En ik ben al blij als ik weer in jeansmaat 30 pas,nu ist 31...grr!
Maar als ik weer een 29 aan kan,des te beter  :Wink: 

We gaan met mate genieten van de feestdagen...niet teveel en niet te weinig  :Wink: !!
Fijne dagen liefs Ag Xx

----------


## Agnes574

En...hoe zijn de feestdagen verlopen?
Is iedereen hier aangekomen of valt het allemaal wel mee?
Ik heb me niet al te best gevoeld tijdens de feestdagen,dus dat is een beetje mijn 'geluk' geweest...zo heb ik me niet kunnen laten gaan met al dat lekkers  :Wink: ,maar toch doe je maar weinig tijdens die dagen is mijn ervaring en daardoor kom je toch wat aan helaas...

Maar,nu is het weer januari en kunnen we weer werken aan onze doelen,nietwaar?

Wat denken jullie?

Liefs Ag Xx

----------


## kontessa

> hallo 
> ik ben een meid van 18 jaar 1.67 lang en weeg nu 71 kilo en ben sinds januari 2007 bezig met afvallen door middel van veel sporten en minder eten ben nu 17 kilo kwijt ik vind mezelf voor mijn lengte nog veel te zwaar ik ben op zoek naar mensen die een beetje in dezelfde soort situatie zitten om elkaar te steunen. leeftijd is onbelangrijk!! ook maakt je geslacht me niks uit!! 
> als je hier niet wil reageren mag je me ook mailen:
> [email protected]
> 
> groetjes Lenaa



Beste Lenaa,

Geweldig dat je al 17 kilo bent afgevallen, ik was er alreeds 13 kwijt en door niet oplettendheid alreeds weer 6 kilo zwaarder geworden.

Weinig eten is niet de oplossing want ook daar kan je zelfs dik door worden.
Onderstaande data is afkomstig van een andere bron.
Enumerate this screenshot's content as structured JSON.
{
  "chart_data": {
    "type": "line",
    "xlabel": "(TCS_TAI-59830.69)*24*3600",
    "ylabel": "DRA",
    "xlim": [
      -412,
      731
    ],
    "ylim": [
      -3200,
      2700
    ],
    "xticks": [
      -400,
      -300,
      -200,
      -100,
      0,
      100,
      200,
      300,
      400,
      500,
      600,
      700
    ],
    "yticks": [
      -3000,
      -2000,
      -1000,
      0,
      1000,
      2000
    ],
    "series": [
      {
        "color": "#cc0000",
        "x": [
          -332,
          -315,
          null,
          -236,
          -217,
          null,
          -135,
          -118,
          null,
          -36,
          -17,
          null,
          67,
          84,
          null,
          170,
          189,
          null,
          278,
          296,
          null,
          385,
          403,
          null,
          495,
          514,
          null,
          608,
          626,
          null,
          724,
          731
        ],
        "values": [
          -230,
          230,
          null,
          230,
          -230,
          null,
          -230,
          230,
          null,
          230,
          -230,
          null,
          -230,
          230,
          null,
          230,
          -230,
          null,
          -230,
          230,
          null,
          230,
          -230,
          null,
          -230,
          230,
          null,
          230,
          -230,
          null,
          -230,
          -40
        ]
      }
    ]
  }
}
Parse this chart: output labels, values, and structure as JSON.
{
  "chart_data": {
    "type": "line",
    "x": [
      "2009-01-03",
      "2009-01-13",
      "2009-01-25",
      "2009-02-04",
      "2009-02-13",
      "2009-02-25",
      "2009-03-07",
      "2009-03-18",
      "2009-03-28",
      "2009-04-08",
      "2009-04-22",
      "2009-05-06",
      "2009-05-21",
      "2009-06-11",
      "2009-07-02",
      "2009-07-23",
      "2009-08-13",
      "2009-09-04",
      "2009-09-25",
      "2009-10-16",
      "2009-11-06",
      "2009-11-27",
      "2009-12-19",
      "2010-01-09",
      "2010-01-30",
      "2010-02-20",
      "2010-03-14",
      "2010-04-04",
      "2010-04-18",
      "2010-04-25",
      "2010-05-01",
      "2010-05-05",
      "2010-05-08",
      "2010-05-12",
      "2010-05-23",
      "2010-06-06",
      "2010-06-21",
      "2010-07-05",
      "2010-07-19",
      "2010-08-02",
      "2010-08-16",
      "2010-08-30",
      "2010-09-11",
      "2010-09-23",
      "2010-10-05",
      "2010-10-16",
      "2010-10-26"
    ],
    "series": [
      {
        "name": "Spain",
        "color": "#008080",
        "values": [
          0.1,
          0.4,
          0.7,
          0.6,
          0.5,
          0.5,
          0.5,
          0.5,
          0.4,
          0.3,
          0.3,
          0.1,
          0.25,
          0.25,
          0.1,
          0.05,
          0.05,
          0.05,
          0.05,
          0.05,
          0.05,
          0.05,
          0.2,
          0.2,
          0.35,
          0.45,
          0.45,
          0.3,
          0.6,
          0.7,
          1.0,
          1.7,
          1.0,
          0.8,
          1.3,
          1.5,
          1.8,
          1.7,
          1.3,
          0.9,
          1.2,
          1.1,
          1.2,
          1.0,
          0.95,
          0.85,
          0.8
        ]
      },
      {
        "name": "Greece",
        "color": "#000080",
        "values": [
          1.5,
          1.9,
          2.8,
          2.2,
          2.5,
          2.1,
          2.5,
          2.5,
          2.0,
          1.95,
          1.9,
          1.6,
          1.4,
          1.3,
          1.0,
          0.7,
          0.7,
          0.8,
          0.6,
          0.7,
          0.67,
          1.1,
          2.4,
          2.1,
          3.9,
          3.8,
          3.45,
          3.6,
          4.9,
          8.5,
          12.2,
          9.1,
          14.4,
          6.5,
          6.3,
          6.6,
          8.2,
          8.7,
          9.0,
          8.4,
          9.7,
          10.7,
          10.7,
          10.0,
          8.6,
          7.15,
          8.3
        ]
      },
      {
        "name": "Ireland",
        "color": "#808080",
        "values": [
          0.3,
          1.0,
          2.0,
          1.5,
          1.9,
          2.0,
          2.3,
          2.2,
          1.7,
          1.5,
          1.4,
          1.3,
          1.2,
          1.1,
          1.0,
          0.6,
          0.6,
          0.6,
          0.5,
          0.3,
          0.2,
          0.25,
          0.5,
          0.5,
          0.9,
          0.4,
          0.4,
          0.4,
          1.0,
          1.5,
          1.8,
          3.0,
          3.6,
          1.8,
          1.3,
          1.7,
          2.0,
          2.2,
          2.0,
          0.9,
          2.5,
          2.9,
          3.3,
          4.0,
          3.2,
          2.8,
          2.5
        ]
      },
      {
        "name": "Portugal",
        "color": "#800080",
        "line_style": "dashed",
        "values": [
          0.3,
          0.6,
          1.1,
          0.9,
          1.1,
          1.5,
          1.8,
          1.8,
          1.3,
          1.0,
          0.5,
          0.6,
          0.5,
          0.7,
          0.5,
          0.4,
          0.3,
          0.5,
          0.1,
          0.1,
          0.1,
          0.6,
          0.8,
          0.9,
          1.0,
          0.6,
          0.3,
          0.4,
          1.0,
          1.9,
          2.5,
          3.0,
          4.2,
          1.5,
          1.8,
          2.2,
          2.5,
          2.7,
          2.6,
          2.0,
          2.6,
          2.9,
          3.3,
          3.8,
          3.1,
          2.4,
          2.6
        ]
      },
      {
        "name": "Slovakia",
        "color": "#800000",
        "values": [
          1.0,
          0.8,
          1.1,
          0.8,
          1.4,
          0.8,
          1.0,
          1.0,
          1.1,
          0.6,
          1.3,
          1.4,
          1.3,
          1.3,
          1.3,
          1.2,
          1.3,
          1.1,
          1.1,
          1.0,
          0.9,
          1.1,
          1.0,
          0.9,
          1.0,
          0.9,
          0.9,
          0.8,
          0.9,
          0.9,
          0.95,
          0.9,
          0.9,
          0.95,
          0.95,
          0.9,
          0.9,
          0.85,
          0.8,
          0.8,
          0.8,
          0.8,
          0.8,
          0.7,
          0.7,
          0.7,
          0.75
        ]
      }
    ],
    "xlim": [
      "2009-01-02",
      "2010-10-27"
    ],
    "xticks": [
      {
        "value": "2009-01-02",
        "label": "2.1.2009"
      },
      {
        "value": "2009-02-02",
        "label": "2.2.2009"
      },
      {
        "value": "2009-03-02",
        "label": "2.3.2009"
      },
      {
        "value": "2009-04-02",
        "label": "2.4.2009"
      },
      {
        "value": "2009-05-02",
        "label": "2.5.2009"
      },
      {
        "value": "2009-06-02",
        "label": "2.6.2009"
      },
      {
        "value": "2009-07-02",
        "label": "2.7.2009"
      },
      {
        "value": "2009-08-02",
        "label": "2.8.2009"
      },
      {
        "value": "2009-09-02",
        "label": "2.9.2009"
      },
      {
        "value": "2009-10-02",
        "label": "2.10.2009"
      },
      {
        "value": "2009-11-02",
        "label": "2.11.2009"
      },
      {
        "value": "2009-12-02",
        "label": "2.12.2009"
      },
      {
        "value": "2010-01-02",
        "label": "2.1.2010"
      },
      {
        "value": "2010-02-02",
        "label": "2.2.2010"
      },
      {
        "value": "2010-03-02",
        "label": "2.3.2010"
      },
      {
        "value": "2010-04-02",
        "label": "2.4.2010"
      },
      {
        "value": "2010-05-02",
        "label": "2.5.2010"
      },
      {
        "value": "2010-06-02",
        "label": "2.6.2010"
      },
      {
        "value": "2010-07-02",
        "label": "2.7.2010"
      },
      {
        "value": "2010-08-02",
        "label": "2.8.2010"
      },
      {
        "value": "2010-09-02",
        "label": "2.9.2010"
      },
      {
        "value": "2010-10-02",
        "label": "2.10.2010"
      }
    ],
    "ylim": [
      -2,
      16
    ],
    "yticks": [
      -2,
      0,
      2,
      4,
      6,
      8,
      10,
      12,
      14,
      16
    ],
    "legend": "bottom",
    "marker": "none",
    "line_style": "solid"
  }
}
Sporten en jezelf afbeulen is ook niet vol te houden, het is een zaak van discipline en calorieen die op de verpakking van de geconsumeerde artikelen staat.
Als je een kroket eet en weet dat je daar enkele uren voor moet trainen om dit te verbranden, smaakt die als je wilt afvallen stukken minder.

Heel belangrijk is drink per dag 6 glazen water en loop minimaal 30 minuten per dag.
Eet geen zoete en vette troep en kies bewust en kies voor gezond en gevarieerd... Dat ben ik nu zelf ook weer gaan doen en heb genoten van de feestdagen, ik voel me stukken beter bij de juiste discipline te volgen van de geconsumeerde etenswaren.. en ben je op het gewenste gewicht dan mag je best eens iets lekkers nemen en je zal zien dat ook je smaak duidelijk zal veranderen en de dingen die je eerst lekker vond je nu minder zullen smaken omdat je smaak zich duidelijk zal gaan spitsen op de zuiverheid van produkten en smaakstoffen en alle andere troep zal je beter gaan herkennen en afwijzen te gebruiken.
Veel succes en als je meer hulp nodig heb laat het even weten, ik heb de formule van je geschetste probleem.

Groetjes en veel succes,

Kontessa :Smile:

----------